A Mean, Green Jazz Machine

Fred Ho and the Green Monster Big BandCelestial Green Monster (MutableMusic, 2009)

What a fun album.  Especially considering it was recorded in the face of tragedy, Celestial Green Monster revels in the joy of music making and the glory of big-band jazz. The horn arrangements are tight and jabbing — perfect, pinpoint execution — and the solos are free, exciting, and alive.

And when the album opens with the theme to The Amazing Spider-Man (yes, THAT theme: “Spiderman, spiderman / Does whatever a spider can”), it’s more than just a lark. This band draws heavily from Ho’s pop culture childhood, from the days when TV series like Mission: Impossible and Ironside used theme songs recorded by modern big bands. Lots of dramatic chords, lots of punchy swing.

Ho’s composing dominates the album. Two midsized tracks are apparently his earliest big-band compositions, from the mid-’70s, but the crowning glory is the 38-minute “The Struggle for a New World Suite.”  Its seven movements are given their own CD track numbers, so it can be consumed in bites — but really, the suite flies by like really good storytelling, replete with small-group episodes driven by electric piano and electric bass. You get funky moments, romantic swingy moments, sharply crazed soloing.

With the amount of free and improvised music I listen to, it’s easy to forget just how great a tightly knit big band can sound. Everybody is on course here, careening with the curves, making you want to jump up and dance. It’s a joy.

And when you find out the backstory …

As you can read in detail on Ho’s Web site and Myspace page, he was diagnosed with advanced colon cancer a few years ago. The prognosis was grim, and Ho had to endure chemotherapy and multiple surgeries. But he won. He’s a cancer warrior who’s beaten the odds for now and has pledged to devote his remaining life to purpose: to his friends, his music, and his politics.
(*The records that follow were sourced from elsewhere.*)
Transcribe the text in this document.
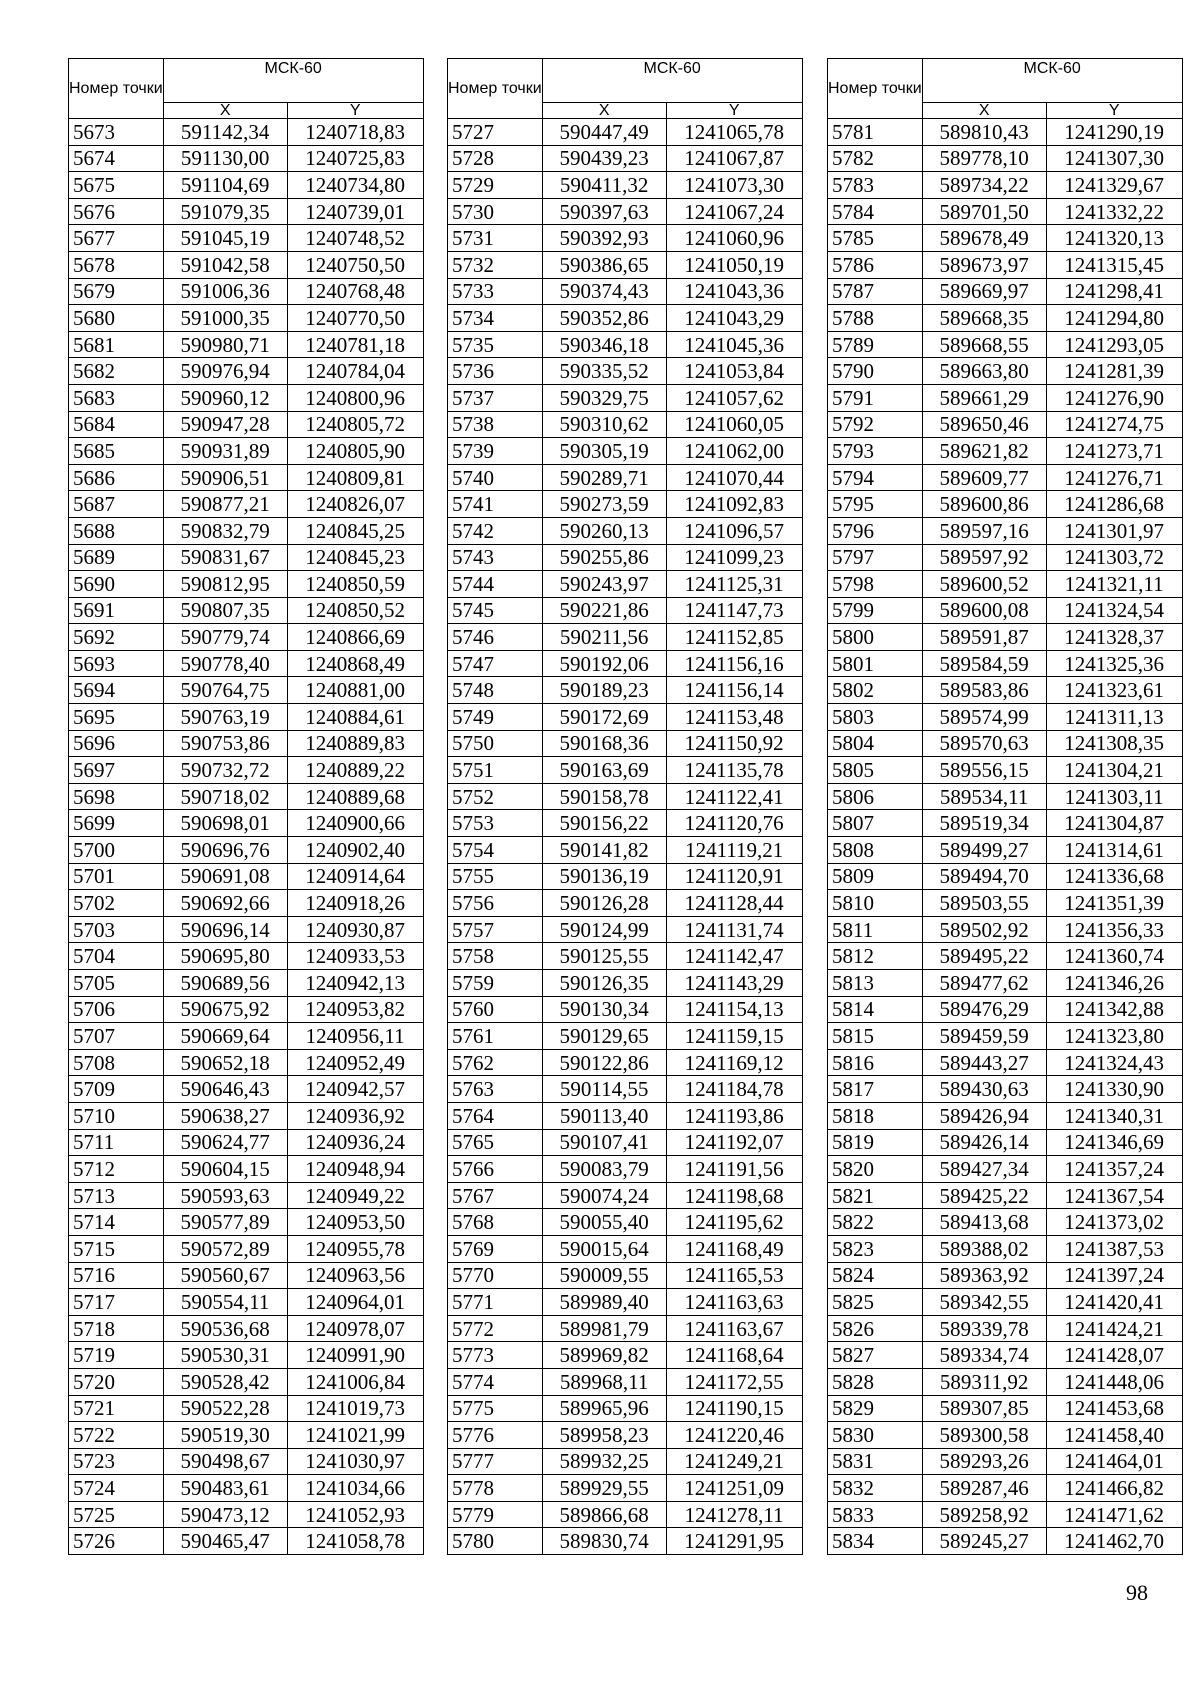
Номер точки	МСК-60	
	X	Y
5673	591142,34	1240718,83
5674	591130,00	1240725,83
5675	591104,69	1240734,80
5676	591079,35	1240739,01
5677	591045,19	1240748,52
5678	591042,58	1240750,50
5679	591006,36	1240768,48
5680	591000,35	1240770,50
5681	590980,71	1240781,18
5682	590976,94	1240784,04
5683	590960,12	1240800,96
5684	590947,28	1240805,72
5685	590931,89	1240805,90
5686	590906,51	1240809,81
5687	590877,21	1240826,07
5688	590832,79	1240845,25
5689	590831,67	1240845,23
5690	590812,95	1240850,59
5691	590807,35	1240850,52
5692	590779,74	1240866,69
5693	590778,40	1240868,49
5694	590764,75	1240881,00
5695	590763,19	1240884,61
5696	590753,86	1240889,83
5697	590732,72	1240889,22
5698	590718,02	1240889,68
5699	590698,01	1240900,66
5700	590696,76	1240902,40
5701	590691,08	1240914,64
5702	590692,66	1240918,26
5703	590696,14	1240930,87
5704	590695,80	1240933,53
5705	590689,56	1240942,13
5706	590675,92	1240953,82
5707	590669,64	1240956,11
5708	590652,18	1240952,49
5709	590646,43	1240942,57
5710	590638,27	1240936,92
5711	590624,77	1240936,24
5712	590604,15	1240948,94
5713	590593,63	1240949,22
5714	590577,89	1240953,50
5715	590572,89	1240955,78
5716	590560,67	1240963,56
5717	590554,11	1240964,01
5718	590536,68	1240978,07
5719	590530,31	1240991,90
5720	590528,42	1241006,84
5721	590522,28	1241019,73
5722	590519,30	1241021,99
5723	590498,67	1241030,97
5724	590483,61	1241034,66
5725	590473,12	1241052,93
5726	590465,47	1241058,78
Номер точки	МСК-60	
	X	Y
5727	590447,49	1241065,78
5728	590439,23	1241067,87
5729	590411,32	1241073,30
5730	590397,63	1241067,24
5731	590392,93	1241060,96
5732	590386,65	1241050,19
5733	590374,43	1241043,36
5734	590352,86	1241043,29
5735	590346,18	1241045,36
5736	590335,52	1241053,84
5737	590329,75	1241057,62
5738	590310,62	1241060,05
5739	590305,19	1241062,00
5740	590289,71	1241070,44
5741	590273,59	1241092,83
5742	590260,13	1241096,57
5743	590255,86	1241099,23
5744	590243,97	1241125,31
5745	590221,86	1241147,73
5746	590211,56	1241152,85
5747	590192,06	1241156,16
5748	590189,23	1241156,14
5749	590172,69	1241153,48
5750	590168,36	1241150,92
5751	590163,69	1241135,78
5752	590158,78	1241122,41
5753	590156,22	1241120,76
5754	590141,82	1241119,21
5755	590136,19	1241120,91
5756	590126,28	1241128,44
5757	590124,99	1241131,74
5758	590125,55	1241142,47
5759	590126,35	1241143,29
5760	590130,34	1241154,13
5761	590129,65	1241159,15
5762	590122,86	1241169,12
5763	590114,55	1241184,78
5764	590113,40	1241193,86
5765	590107,41	1241192,07
5766	590083,79	1241191,56
5767	590074,24	1241198,68
5768	590055,40	1241195,62
5769	590015,64	1241168,49
5770	590009,55	1241165,53
5771	589989,40	1241163,63
5772	589981,79	1241163,67
5773	589969,82	1241168,64
5774	589968,11	1241172,55
5775	589965,96	1241190,15
5776	589958,23	1241220,46
5777	589932,25	1241249,21
5778	589929,55	1241251,09
5779	589866,68	1241278,11
5780	589830,74	1241291,95
Номер точки	МСК-60	
	X	Y
5781	589810,43	1241290,19
5782	589778,10	1241307,30
5783	589734,22	1241329,67
5784	589701,50	1241332,22
5785	589678,49	1241320,13
5786	589673,97	1241315,45
5787	589669,97	1241298,41
5788	589668,35	1241294,80
5789	589668,55	1241293,05
5790	589663,80	1241281,39
5791	589661,29	1241276,90
5792	589650,46	1241274,75
5793	589621,82	1241273,71
5794	589609,77	1241276,71
5795	589600,86	1241286,68
5796	589597,16	1241301,97
5797	589597,92	1241303,72
5798	589600,52	1241321,11
5799	589600,08	1241324,54
5800	589591,87	1241328,37
5801	589584,59	1241325,36
5802	589583,86	1241323,61
5803	589574,99	1241311,13
5804	589570,63	1241308,35
5805	589556,15	1241304,21
5806	589534,11	1241303,11
5807	589519,34	1241304,87
5808	589499,27	1241314,61
5809	589494,70	1241336,68
5810	589503,55	1241351,39
5811	589502,92	1241356,33
5812	589495,22	1241360,74
5813	589477,62	1241346,26
5814	589476,29	1241342,88
5815	589459,59	1241323,80
5816	589443,27	1241324,43
5817	589430,63	1241330,90
5818	589426,94	1241340,31
5819	589426,14	1241346,69
5820	589427,34	1241357,24
5821	589425,22	1241367,54
5822	589413,68	1241373,02
5823	589388,02	1241387,53
5824	589363,92	1241397,24
5825	589342,55	1241420,41
5826	589339,78	1241424,21
5827	589334,74	1241428,07
5828	589311,92	1241448,06
5829	589307,85	1241453,68
5830	589300,58	1241458,40
5831	589293,26	1241464,01
5832	589287,46	1241466,82
5833	589258,92	1241471,62
5834	589245,27	1241462,70
98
At the time of his diagnosis, though, it appeared Ho had little time left. So, he convened this big band to be his farewell gesture. After all, the economics of jazz today — let alone jazz with free-form sympathies — make it difficult to keep a big band organized and rehearsed. Facing a deadline on his life’s work, Ho saw the opening to do a go-for-broke project that would surround him with his closest friends.

The marvelous ending to the story is that it isn’t ending. The Green Monster Big Band has convened for a second recording, due out in 2011. And Ho has some exciting project in the works, including one inspired by Muhammad Ali. He’s gonna have a great year.